A menudo siento que debo vivir con urgencia, que el tiempo me oprime, se me acaba; que debo tener todos mis asuntos en orden, decirle a las personas amadas que me perdonen, que las amo, y perdonar a quienes no he podido perdonar todavía, aunque diga lo contrario.
Quizás ese presentimiento de muerte es un rezago de mis antiguas costumbres, de la vida riesgosa e imprudente que llevaba, de mis tendencias suicidas. A ciencia cierta, no sé de dónde viene, pero me hace sentir tanto apresurada como aliviada: con la muerte acariciando los vellos de la nuca, ya no hay que preocuparse del crédito inmobiliario, de casarse antes de los 30, de titularse con honores. La muerte nos regala el sólo preocuparnos por lo realmente importante, por lo menos mundano: haber sido una buena persona y haber amado mucho, haber obrado hasta el final de la mejor manera posible.
Se habla mucho del miedo a la muerte, pero yo creo que no es tan difícil deshacerse de él, o por lo menos, de domarlo (hablando del miedo a la muerte propia y no de los seres amados, claro está). Para perderle miedo a morir basta con dos cosas: renunciar a la propia existencia (a todos los innumerables placeres que uno experimenta al estar vivo, y a la idea de ser recordado y amado) y perderle miedo al dolor físico. Una vez que has aceptado tu infinita irrelevancia en el mundo, hagas lo que hagas para que sea lo contrario, y una vez que has experimentado dolores que pusieron a prueba a tus umbrales, sabes que podrás recibir a la muerte como una desagradable pero ya anticipada visita.
De lo que casi nadie te habla es del miedo a la vida (su caos, sus azares, la buena y la mala suerte, el desamor, la enfermedad, las injusticias y las tragedias) y de las pocas herramientas que tenemos para enfrentar las adversidades, para vivir correctamente. Poco se habla del miedo que causa amar mal y lastimar, de tomar decisiones equivocadas que nos arrastren a nosotros y a los seres amados al infortunio, de estar tan lleno de preocupaciones irreales que nos impidan realmente ocuparnos de lo que nos compete. Casi nadie te dice cómo puedes aliviar el dolor de los seres, y mucho menos de cómo sobrellevar el hecho de no poder aliviarlo.

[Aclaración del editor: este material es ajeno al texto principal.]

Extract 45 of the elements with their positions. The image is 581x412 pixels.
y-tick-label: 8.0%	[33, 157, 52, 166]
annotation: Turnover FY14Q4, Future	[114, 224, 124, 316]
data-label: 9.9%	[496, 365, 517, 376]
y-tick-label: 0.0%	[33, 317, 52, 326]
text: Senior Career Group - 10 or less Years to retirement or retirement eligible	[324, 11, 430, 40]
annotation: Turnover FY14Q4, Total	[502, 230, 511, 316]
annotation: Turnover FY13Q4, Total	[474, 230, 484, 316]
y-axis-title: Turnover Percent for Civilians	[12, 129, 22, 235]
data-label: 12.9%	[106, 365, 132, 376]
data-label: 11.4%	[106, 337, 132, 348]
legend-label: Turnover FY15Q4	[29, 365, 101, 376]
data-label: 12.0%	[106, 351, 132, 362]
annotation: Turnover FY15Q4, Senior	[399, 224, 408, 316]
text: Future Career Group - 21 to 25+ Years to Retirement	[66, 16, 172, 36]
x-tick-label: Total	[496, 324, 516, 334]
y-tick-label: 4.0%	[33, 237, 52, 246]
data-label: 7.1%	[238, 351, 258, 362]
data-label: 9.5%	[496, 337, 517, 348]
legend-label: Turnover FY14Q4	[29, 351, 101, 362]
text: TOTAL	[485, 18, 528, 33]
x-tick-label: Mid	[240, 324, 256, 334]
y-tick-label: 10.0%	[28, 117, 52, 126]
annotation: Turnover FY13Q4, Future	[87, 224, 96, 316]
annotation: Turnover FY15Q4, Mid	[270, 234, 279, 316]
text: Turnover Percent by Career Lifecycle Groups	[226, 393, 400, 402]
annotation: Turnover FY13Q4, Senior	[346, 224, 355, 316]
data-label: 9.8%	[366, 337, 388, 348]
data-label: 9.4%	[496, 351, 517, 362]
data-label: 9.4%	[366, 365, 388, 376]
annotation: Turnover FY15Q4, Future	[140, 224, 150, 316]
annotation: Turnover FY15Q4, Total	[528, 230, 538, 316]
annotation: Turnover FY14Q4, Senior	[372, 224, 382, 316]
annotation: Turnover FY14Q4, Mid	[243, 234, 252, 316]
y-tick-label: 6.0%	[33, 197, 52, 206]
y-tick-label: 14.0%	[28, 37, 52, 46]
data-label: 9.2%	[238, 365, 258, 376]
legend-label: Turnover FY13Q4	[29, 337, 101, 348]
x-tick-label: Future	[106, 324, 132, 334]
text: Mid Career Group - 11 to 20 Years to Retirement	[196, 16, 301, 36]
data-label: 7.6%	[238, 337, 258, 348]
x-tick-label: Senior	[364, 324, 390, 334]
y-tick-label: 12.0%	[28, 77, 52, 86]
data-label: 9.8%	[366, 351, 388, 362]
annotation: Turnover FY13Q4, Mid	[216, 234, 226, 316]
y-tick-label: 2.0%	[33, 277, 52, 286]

Por eso pienso tanto en la muerte, y pensaba tanto en el suicidio cuando era más joven: por cobardía. Solía molestarme mucho con los adultos mayores que me decían la trillada frase de "El suicidio es para los cobardes" porque creía que venía desde una ignorancia enorme, desde un prejuicio hacia un sufrimiento incurable que no podían ver ni entender; les decía que volarse los sesos, saltar de un veinteavo piso, encarar al tren o desgarrarse las venas requería mucho valor. Hoy creo que, al menos en mi caso, intenté morir porque estaba aterrada de sufrir más y encima por mis propias malas decisiones, estaba aterrada de ser blanco y a la vez causante de más sufrimiento en el mundo a causa de mi mal vivir; y que para intentar quitarme la vida lo que tuve no fue valor, si no una impulsividad imparable derivada de mi estado completamente alterado.
Es difícil morir, es imposible hacerlo con dignidad y totalmente sin dolor. Quizás deberíamos empezar a aceptar que vivir es muy similar...el dolor en sus diversas formas estará con nosotros cada día de nuestras vidas, y actuar dignamente es un reto gigantesco, casi imposible de lograr, casi utópico, pero que aún así debemos intentarlo.